I’m rather silent at the moment as I’m in editing mode. This just got cut from the Intro. too nitty gritty, too negative. Anyway I thought I’d throw it up here to say I’m alive.
Students more used to humanistic approaches should not be “blinded by science” or other technical details. Not all new analysis is good analysis. Two teams have used SEM technology to look at serrati. Both separately concluded that the serrations were manually added to the flans by a knife or similar slicing tool prior to their striking (Balbi de Caro et al. 1999; Kraft et al. 2006). Separate confirmation gives confidence in the result, but the Anglophone team seems to have been unaware of the Italian published work some seven years earlier and thus does not interact with that data in anyway. The Italian team also used energy dispersive spectrometry (EDS), a non-destructive procedure similar to XRF, and concluded that the serrati used a purer silver alloy than standard issues that was more brittle and that the serrations applied to the flans prior to striking made them more stable (Balbi de Caro et al. 1999; Pancotti and Calabria 2009). This goes against basic engineering principles: each cut introduces a new possible failure point.
Moreover, these conclusions were based on the EDS readings from only four serrate specimens and those readings were compared with data from just three specimens analyzed in 1964 by Caley. Caley used traditional wet chemistry to analyze physical samples thus his results are in some ways more accurate than the more sweeping analyses of Walker and Hollstein et al. using types of XRF technology (1980 and 2000). Comparison of Balbi de Caro’s data EDS with results of the XRF analysis suggests those serrati are very much in the normal range of fineness with their contemporary coins. Balbi de Caro’s higher readings than Caley’s samples are better explained by surface enrichment or small size of the samples used in each study.

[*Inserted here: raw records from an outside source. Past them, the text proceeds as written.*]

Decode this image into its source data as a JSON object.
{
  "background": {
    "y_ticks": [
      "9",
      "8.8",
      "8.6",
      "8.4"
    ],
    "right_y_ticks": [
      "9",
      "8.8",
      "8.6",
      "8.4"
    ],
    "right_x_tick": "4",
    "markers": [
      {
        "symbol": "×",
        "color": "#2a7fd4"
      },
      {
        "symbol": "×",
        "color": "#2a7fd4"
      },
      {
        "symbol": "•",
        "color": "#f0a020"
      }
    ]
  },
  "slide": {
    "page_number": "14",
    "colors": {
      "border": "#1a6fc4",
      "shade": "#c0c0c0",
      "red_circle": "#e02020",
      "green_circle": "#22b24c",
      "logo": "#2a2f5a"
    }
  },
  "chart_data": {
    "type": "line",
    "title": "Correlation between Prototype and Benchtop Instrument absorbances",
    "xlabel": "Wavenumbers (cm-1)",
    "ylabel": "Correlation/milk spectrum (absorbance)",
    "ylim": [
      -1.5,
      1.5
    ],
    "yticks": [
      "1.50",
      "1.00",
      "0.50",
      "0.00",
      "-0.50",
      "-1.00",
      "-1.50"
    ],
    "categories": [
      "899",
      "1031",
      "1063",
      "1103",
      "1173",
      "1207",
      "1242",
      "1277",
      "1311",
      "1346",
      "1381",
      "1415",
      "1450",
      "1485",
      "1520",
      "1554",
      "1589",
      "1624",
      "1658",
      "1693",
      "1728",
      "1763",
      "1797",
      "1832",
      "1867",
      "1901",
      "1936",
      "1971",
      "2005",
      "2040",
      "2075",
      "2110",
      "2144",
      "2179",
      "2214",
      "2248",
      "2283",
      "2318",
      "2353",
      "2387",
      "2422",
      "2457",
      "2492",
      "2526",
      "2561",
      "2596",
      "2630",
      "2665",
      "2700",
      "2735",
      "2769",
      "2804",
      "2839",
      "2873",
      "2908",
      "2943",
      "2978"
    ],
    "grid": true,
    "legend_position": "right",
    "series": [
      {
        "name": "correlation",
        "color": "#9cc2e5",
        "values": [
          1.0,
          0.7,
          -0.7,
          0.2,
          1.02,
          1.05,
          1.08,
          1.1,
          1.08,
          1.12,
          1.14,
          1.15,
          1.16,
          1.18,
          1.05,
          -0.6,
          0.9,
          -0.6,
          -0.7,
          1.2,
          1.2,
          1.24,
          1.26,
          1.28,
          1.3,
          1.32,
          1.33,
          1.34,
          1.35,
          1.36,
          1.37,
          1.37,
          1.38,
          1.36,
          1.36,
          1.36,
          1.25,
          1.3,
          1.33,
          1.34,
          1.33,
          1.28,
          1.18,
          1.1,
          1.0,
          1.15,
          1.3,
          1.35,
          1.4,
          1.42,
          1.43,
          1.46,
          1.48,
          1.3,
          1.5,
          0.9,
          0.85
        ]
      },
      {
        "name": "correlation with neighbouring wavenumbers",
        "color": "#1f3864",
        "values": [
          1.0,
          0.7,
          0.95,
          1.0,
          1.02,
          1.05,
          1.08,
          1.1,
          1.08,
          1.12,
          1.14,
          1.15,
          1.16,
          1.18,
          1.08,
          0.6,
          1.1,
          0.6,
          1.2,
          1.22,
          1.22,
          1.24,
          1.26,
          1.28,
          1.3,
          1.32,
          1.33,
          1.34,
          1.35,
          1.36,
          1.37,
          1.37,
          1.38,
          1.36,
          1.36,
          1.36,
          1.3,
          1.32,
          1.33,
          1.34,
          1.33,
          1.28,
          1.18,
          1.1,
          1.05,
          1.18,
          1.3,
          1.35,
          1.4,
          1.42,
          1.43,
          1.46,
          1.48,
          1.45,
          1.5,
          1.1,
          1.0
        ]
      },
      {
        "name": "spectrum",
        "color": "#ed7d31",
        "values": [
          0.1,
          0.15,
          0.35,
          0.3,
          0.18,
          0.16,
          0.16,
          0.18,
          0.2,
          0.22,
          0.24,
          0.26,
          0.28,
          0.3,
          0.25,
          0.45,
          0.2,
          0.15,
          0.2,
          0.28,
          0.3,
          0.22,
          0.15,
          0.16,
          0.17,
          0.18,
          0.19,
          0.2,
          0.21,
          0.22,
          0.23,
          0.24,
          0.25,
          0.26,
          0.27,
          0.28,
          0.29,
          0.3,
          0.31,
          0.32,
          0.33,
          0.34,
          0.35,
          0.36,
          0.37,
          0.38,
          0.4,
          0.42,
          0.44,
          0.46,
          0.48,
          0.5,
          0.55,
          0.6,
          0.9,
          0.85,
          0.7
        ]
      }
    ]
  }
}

These studies demonstrate more than anything the limits of metallurgical analysis to answer the question “why”. Kraft’s team shows that forgers knew to emulate the same technique on foil-covered based metal flans. Perhaps serrati were preferred because they were perceived as less likely to be forged. It would have been a costly, labor intensive technique, so there must have been some perceived benefit beyond any questionable esthetic value. It is tempting to connect the height of their production with the monetary anxieties reflected in contemporary legislation (see p. XXX below chapter; chapter 6). Good technical studies can provide insight into “how” and “what” of coin production, but need to be based on a wide enough body of data to have meaningful conclusions and take into consideration pre-existing data.